Indians for more Hindi courses in Australia
With 70,000 Hindi speakers in Australia, Indians in the country are demanding that the language and its literature be given the recognition it deserves in educational institutions.india Updated: Sep 22, 2008 12:59 IST
With 70,000 Hindi speakers in Australia, Indians in the country are demanding that the language and its literature be given the recognition it deserves in educational institutions.
The number of Hindi speakers has doubled since 1996. But while the demand for it is growing at the Class 12 level, some universities are cutting down courses, citing lack of interest and funding cuts.
An increasing number of Indian origin students in Australia are choosing Hindi as a subject for the High School Certificate (HSC) or Class 12 exam to improve their overall percentage and seize the opportunities offered by India's economic growth.
"Learning Hindi has opened up many opportunities. It will be of great help if I choose to work in India as I can now interact with different people with ease," Jasmine Sodhi, who migrated here at the age of eight, told IANS.

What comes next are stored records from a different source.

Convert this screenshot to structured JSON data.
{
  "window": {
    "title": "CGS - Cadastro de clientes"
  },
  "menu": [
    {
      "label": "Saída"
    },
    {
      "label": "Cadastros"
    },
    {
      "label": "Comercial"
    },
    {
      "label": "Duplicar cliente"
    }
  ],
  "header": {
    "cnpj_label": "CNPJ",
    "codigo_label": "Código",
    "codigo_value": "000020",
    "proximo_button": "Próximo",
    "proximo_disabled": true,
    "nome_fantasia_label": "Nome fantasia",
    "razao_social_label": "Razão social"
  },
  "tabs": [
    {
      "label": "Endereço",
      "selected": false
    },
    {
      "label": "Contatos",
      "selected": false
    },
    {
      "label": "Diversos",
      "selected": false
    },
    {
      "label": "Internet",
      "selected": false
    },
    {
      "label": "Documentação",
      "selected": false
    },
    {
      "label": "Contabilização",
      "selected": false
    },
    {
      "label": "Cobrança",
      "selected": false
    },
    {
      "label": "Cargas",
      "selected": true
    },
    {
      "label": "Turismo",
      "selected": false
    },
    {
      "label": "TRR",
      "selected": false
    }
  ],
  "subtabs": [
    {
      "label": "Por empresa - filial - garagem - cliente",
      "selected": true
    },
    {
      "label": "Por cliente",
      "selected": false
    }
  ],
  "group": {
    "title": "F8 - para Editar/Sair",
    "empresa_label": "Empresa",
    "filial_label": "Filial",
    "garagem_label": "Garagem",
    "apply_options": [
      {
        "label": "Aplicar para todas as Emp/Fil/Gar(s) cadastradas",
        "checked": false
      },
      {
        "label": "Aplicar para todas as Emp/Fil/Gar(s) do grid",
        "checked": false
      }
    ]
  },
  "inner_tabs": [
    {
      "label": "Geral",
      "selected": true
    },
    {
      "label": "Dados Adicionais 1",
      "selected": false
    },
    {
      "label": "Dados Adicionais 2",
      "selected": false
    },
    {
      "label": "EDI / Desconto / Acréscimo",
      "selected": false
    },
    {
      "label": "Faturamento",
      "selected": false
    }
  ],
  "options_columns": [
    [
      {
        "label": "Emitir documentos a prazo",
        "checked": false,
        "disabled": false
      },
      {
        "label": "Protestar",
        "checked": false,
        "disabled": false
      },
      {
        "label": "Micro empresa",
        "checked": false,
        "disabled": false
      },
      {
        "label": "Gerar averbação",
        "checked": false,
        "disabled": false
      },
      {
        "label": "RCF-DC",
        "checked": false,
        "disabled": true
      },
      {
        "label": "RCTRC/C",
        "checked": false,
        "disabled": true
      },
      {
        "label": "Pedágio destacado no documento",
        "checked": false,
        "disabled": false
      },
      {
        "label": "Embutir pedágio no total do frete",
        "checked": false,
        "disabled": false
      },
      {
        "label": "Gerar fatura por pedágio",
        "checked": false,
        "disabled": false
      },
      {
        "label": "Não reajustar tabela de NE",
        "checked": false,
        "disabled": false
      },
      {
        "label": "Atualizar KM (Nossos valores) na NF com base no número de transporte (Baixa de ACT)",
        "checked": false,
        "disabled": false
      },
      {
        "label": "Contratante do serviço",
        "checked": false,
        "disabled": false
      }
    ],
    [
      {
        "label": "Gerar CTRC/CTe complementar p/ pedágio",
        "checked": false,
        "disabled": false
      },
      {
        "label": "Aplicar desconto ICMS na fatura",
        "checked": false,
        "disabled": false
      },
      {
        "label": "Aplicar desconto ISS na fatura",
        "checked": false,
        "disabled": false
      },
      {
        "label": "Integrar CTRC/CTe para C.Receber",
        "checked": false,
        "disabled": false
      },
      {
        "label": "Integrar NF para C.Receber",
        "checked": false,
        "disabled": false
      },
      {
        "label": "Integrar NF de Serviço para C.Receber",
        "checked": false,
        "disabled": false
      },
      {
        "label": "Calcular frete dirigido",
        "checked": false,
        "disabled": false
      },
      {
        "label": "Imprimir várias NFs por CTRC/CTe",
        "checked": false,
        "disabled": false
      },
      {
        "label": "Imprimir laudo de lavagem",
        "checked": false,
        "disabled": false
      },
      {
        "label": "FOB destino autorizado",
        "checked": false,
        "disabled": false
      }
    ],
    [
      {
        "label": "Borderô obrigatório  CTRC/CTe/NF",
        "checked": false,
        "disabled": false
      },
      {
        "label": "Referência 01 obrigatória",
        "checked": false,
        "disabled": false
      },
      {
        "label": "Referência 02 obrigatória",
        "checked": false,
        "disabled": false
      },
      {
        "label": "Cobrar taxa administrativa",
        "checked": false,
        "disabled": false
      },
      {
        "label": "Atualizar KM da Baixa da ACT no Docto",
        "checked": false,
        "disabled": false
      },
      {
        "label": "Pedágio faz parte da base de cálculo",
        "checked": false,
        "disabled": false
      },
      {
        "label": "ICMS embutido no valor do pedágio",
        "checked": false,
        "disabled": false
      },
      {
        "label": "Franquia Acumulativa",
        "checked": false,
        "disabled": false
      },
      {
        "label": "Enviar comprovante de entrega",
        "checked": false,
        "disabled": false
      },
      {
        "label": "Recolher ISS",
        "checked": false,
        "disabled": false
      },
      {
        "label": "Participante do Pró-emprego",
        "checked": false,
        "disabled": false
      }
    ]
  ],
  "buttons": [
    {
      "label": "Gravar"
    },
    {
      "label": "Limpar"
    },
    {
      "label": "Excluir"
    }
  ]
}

In Sydney, most migrant children attend the Sunday Hindi classes at The Indo-Australian Bal Bharathi Vidyalaya. The school has come a long way since its inception in 1987 when a group of mothers, some with teaching backgrounds, started the Hindi classes.
Mala Mehta, the honorary founder, coordinator and teacher at the Vidyalaya, told IANS: "I used to teach Hindi to my daughter at home, but she kept winging and found learning by herself a chore. So a group of mothers got together to set up the school and make learning Hindi fun. We started with 35 students and now have about 150 students and 11 trained teachers.
"The way Hindi is taught here is very different from the 'learn by heart' concept followed in India. Here, we do a lot of listening tasks and translation, which tests one's command over Hindi and English. The text is interactive and contemporary, based on current affairs and topical events," Mehta added.
The Vidyalaya also has classes for adults. For example, some medical students are learning Hindi to gain clinical experience in India and a few Australians are learning the language to live up a dream in Bollywood.
While private community schools offer Hindi at all levels from kindergarten to Class 12, a Hindi teacher for the past seven years, Rekha Rajvanshi, feels the Department of Education and Training should introduce Hindi in the mainstream school curriculum alongside European and Chinese languages.
Various Australian universities have been offering Hindi at undergraduate and postgraduate levels, some since the 1960s. But recently the University of Sydney decided to axe the Hindi language from its undergraduate course.
"We will not be offering courses in Hindi-Urdu for new students commencing in 2009. Unfortunately, there is very little demand from students for these languages - there are currently 10 students enrolled in 1st year, one in 2nd year and one in third year," a spokesperson for the university told IANS.
The grim situation is said to have been compounded by two factors.
"The Australia National University withdrew from a collaborative arrangement and funding promised by the Indian and Pakistani community to supplement the costs has not been forthcoming. The university has been left with a growing deficit," the spokesperson said.
It was the establishment of Hindi Samaj that pioneered the cause of the Hindi language during the 1980s.
The Samaj's Shailaja Chaturvedi says: "Unfortunately, our foreign missions have not been the true ambassadors of our culture, heritage and progression of our national language. There is no convincing evidence on the part of the government to maintain the prestigious position of Hindi at least in Australia."
"It is time for Doordarshan news in Hindi to be telecast on SBS Radio (an Australian government funded radio station), which telecasts news in several other languages," says Darpan Hindi Radio's Pradeep Kumar.
With new Hindi-speaking immigrants arriving on the shores, cultural and religious organisations are taking up the cause of keeping the language alive.
For the first time, Bharatiya Vidya Bhavan Australia recently organised a nationwide celebration of `Hindi' to recognise people who have made a significant contribution to the language here.
As president of Bhavan Australia, Gambhir Watts told IANS: "All individual groups and organisations engaged in teaching and promotion of Hindi need to pool their resources together to make a critical mass of action. We at Bhavan Australia are endeavouring to act as the catalyst."
Almost 400 different languages are spoken in homes across Australia. In the 2006 census, 34.4 percent of Indian-born people spoke English at home followed by 19.9 percent speaking in Hindi.